Jennie Kim, a member of the popular K-pop group BLACKPINK, recently revealed that she experienced burnout and unhappiness due to her role as the rapper in the group. During a conversation on Dua Lipa’s ‘At Your Service’ podcast, Dua asked Jennie about her experience with rapping and how it felt to perform the rap parts in BLACKPINK’s hit song “DDU-DU DDU-DU.”
Jennie Kim responded candidly, stating that she had never publicly discussed this before but felt the need to share her feelings. She explained that she was assigned the rapper role after the group’s debut because she spoke English. However, as time went on, she realized that a significant part of her loved singing but hadn’t had the chance to explore that aspect due to being designated as a rapper.
Jennie shared that she went through a phase where she began to hate rapping and felt that it didn’t align with her vision for her musical journey.
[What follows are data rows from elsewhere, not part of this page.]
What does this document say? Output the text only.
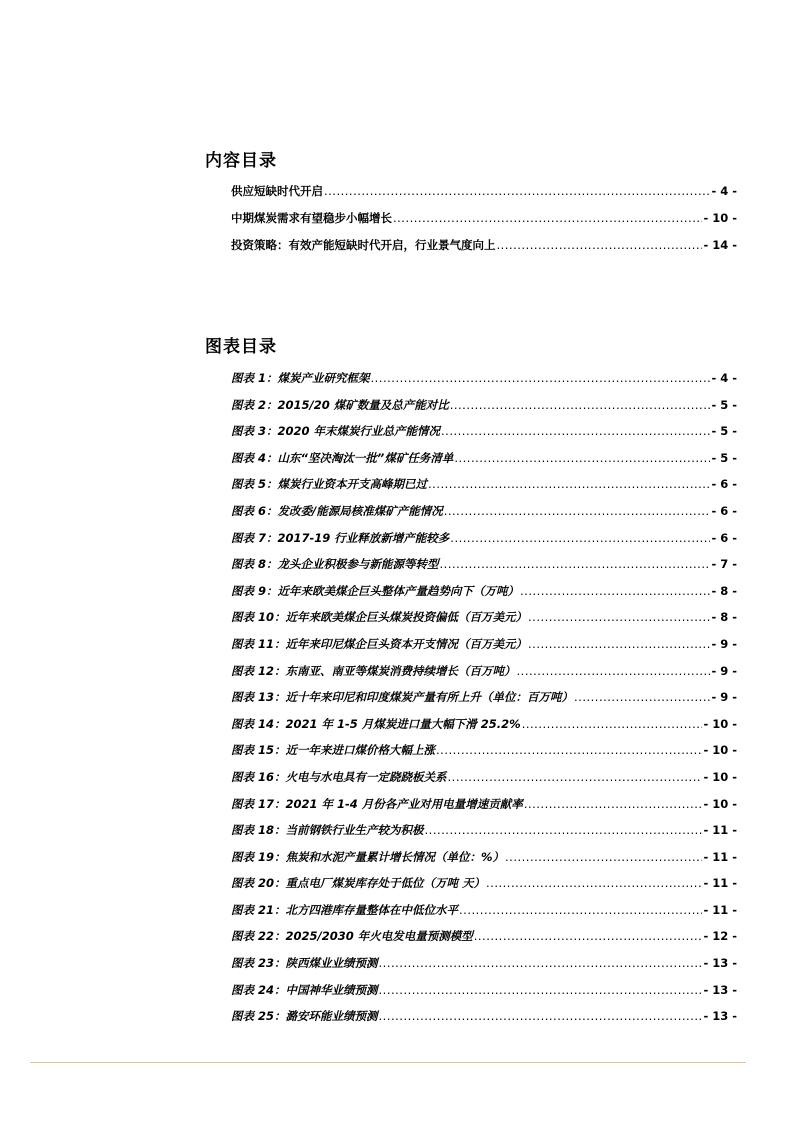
内容目录
供应短缺时代开启 .....	- 4 -
中期煤炭需求有望稳步小幅增长 .....	- 10 -
投资策略：有效产能短缺时代开启，行业景气度向上 .....	- 14 -
图表目录
图表 1：煤炭产业研究框架 .....	- 4 -
图表 2：2015/20 煤矿数量及总产能对比 .....	- 5 -
图表 3：2020 年末煤炭行业总产能情况 .....	- 5 -
图表 4：山东“坚决淘汰一批”煤矿任务清单 .....	- 5 -
图表 5：煤炭行业资本开支高峰期已过 .....	- 6 -
图表 6：发改委/能源局核准煤矿产能情况 .....	- 6 -
图表 7：2017-19 行业释放新增产能较多 .....	- 6 -
图表 8：龙头企业积极参与新能源等转型 .....	- 7 -
图表 9：近年来欧美煤企巨头整体产量趋势向下（万吨） .....	- 8 -
图表 10：近年来欧美煤企巨头煤炭投资偏低（百万美元） .....	- 8 -
图表 11：近年来印尼煤企巨头资本开支情况（百万美元） .....	- 9 -
图表 12：东南亚、南亚等煤炭消费持续增长（百万吨） .....	- 9 -
图表 13：近十年来印尼和印度煤炭产量有所上升（单位：百万吨） .....	- 9 -
图表 14：2021 年 1-5 月煤炭进口量大幅下滑 25.2% .....	- 10 -
图表 15：近一年来进口煤价格大幅上涨 .....	- 10 -
图表 16：火电与水电具有一定跷跷板关系 .....	- 10 -
图表 17：2021 年 1-4 月份各产业对用电量增速贡献率 .....	- 10 -
图表 18：当前钢铁行业生产较为积极 .....	- 11 -
图表 19：焦炭和水泥产量累计增长情况（单位：%） .....	- 11 -
图表 20：重点电厂煤炭库存处于低位（万吨 天） .....	- 11 -
图表 21：北方四港库存量整体在中低位水平 .....	- 11 -
图表 22：2025/2030 年火电发电量预测模型 .....	- 12 -
图表 23：陕西煤业业绩预测 .....	- 13 -
图表 24：中国神华业绩预测 .....	- 13 -
图表 25：潞安环能业绩预测 .....	- 13 -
She expressed her confusion and the burnout she experienced due to not being able to express herself as a singer fully.
“I’ve never really said this anywhere, but I’ve wanted to. After our debut, we did like six songs where I would just rap like seriously rap, and along the way, I kind of got confused because I came to see that there’s a big side of me inside that loves to sing, but I actually never had the chance to really explore that as a trainee because I got told that I should be a rapper, you know?” Jennie told Dua Lipa.
“There was a phase where I would hate to rap. I was like, ‘This isn’t me like, this isn’t the journey that I envisioned in my head like, I don’t think I’m a rapper.’ So, there was definitely a burnout,” she added.
Jennie Talks About Struggles and Challenges During Her Training
In addition to her struggles with her role, Jennie discussed the challenges she faced during her training period. She emphasized the importance of maintaining one’s identity and character within the rigorous training system. Many individuals who could not navigate this balance got lost along the way.
The years of training and the intense lifestyle imposed on them by the industry made it difficult for them to understand who they were doing it for and how it would shape their future.
“I’ve actually never really broken down how I did it. But the people who knew the importance of keeping their own identity and character within the training system are the people that are in the group right now – a lot of people got lost on the way because we were so focused on satisfying the people that we were working with, but we weren’t sure who we were doing it for, and how it can identify us in the future. Because it’s literally years of training, it’s not just a couple of hours. So, you get really drawn into the lifestyle that they put us in,” Jennie said.
Jennie’s candid revelations shed light on the pressures and challenges idols face in the K-pop industry. Her story serves as a reminder of the sacrifices and personal struggles that often go unnoticed behind the glamorous facade of the music industry.